Two nonnative species (Hemidactylus turcicus and H. fernatus ) have adapted well to Dallas. Nocturnal, they are active spring through fall. When cold weather arrives, geckos find a sheltered spot to wait out the winter. In my yard, they burrow under thick layers of leaves in disused clay flowerpots or wriggle into the fibers of sphagnum moss lining window boxes, becoming leaping lizards that scare the life out of me when I start tidying up the garden for spring.
Generally the creatures are creamy gray, but their color changes according to temperature. H. turcicus is covered with tiny tuburcles, or bumps; H. fernatus is smooth-skinned. Their skin is so transparent you can see blood coursing through their veins when they cling to the kitchen windowpanes with their suction-cup feet.
The suction cups are what make geckos entertaining.

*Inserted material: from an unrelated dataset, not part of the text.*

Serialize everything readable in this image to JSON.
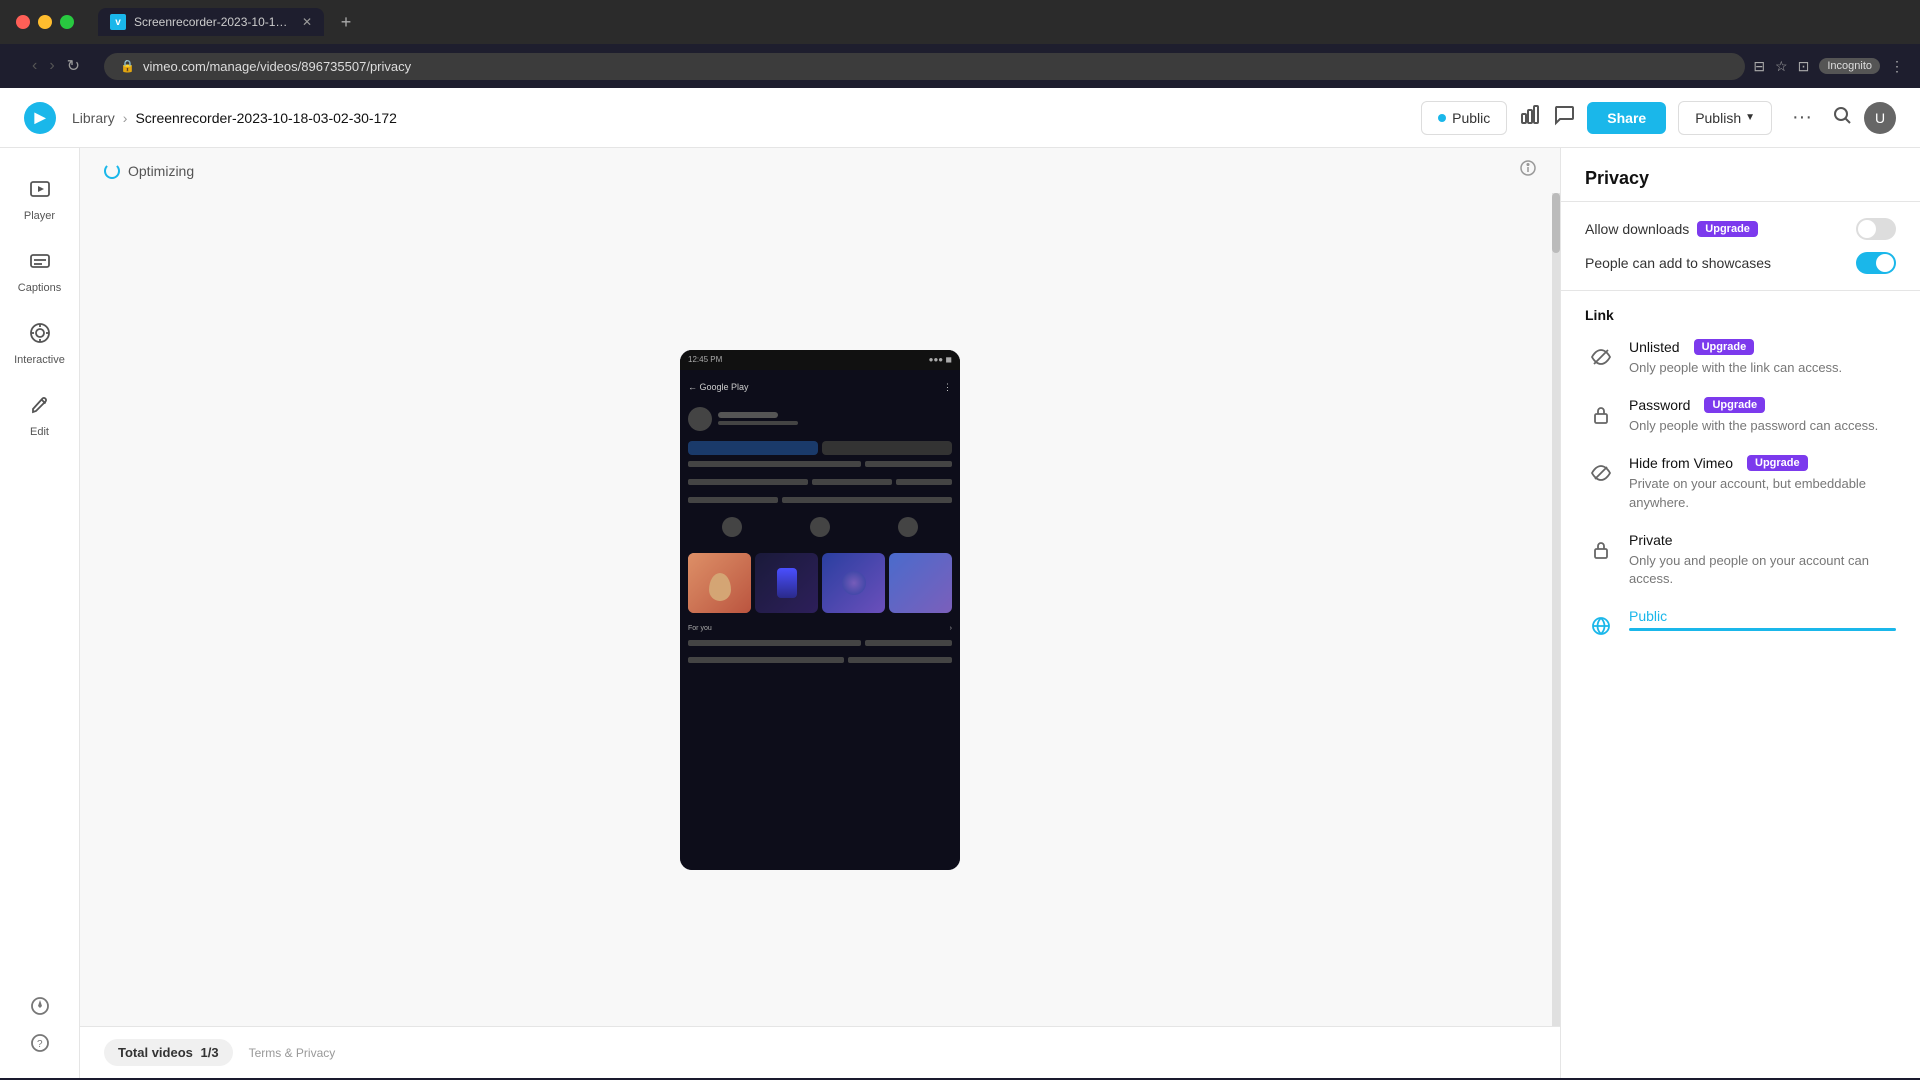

They are attracted to lighted windows at night, just like moths, their prey. I've never seen a tongue unfurl to slurp up a moth, but maybe geckos are too quick for my eyes. They creep across the glass, reminding me of the childhood game red light, green light, where players make their moves while the person who is "It" has his back turned.
The gecko lunges for the fluttering moth. Sometimes it misses; sometimes it catches a wing, which is the same as a miss.

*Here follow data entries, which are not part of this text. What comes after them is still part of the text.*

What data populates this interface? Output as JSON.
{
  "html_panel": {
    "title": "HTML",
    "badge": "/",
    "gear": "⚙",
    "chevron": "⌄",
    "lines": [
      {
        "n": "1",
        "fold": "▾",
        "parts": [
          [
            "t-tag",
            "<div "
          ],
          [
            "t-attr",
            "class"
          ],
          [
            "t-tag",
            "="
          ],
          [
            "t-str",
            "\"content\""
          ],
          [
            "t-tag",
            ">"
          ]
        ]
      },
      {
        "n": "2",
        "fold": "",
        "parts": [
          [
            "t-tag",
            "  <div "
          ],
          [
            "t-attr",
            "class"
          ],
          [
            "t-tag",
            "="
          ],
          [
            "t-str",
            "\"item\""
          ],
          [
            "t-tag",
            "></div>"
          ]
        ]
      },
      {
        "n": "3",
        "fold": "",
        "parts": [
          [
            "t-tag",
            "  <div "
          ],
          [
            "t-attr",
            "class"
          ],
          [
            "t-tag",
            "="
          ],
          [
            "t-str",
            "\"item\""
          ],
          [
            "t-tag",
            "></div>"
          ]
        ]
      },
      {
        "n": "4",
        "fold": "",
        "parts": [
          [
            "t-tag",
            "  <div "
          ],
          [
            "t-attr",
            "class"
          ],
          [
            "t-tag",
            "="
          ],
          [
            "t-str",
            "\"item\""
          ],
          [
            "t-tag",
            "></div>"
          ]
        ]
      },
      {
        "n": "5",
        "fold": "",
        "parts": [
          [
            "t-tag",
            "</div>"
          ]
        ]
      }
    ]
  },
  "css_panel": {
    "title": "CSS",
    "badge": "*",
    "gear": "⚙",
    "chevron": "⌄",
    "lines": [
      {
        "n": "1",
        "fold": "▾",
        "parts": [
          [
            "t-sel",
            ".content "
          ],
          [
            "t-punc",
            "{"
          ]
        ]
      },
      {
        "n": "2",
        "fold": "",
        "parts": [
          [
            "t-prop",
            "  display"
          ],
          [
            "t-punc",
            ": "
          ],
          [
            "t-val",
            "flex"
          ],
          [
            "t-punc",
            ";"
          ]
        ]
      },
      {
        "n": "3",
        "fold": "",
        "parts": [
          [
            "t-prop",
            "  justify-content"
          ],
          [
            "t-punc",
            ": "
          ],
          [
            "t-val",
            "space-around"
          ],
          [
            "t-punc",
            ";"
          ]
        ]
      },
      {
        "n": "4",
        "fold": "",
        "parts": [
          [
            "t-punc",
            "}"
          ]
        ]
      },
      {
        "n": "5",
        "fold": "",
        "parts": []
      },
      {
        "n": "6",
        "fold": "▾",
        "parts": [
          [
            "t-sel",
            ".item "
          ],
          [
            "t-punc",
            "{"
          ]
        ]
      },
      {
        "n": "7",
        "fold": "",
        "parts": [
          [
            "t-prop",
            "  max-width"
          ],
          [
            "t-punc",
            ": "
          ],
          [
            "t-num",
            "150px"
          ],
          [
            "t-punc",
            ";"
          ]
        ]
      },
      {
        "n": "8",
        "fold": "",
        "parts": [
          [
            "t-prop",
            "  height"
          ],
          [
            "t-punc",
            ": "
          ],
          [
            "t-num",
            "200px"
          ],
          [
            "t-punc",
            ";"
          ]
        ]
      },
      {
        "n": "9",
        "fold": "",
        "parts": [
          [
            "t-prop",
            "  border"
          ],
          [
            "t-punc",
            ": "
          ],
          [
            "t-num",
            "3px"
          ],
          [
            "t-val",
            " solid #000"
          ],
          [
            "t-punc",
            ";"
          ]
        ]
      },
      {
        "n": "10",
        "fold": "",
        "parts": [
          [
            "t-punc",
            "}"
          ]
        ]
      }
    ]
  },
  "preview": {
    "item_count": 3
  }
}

I'm wasting my breath telling readers to tolerate, not eradicate, the harmless lizards. Even the reader who supposed they had some benefit still wanted them gone, just via an organic remedy.
Geckos are afraid of humans and scurry in the opposite direction if they encounter one of us. I think they classify us in the same category as cats, only bigger.
Supposedly they get no larger than 4 inches. But around my house they rarely live that long, thanks to the cats that hang out in my driveway like youths flouting curfew. I once trapped a large gecko in cupped hands, intending to transfer it outdoors. It bit the fleshy part of a finger and held on, like a snapping turtle. There was no prying it loose.
Its jaws did not break the skin, but it sure did pinch.
At citybugs.tamu.edu, Dr. Mike Merchant advises homeowners to seal all cracks and crevices in siding, rooflines and soffits. Small openings not only allow geckos to come inside the house, but they provide secretive shelter, where they mate, during the day.
It also might help to turn off outdoor lights during the summer, if you're that frightened of the tiny lizards.
But I'm not going to suggest methods for trapping them, killing them or poisoning them. I like having them on night patrol.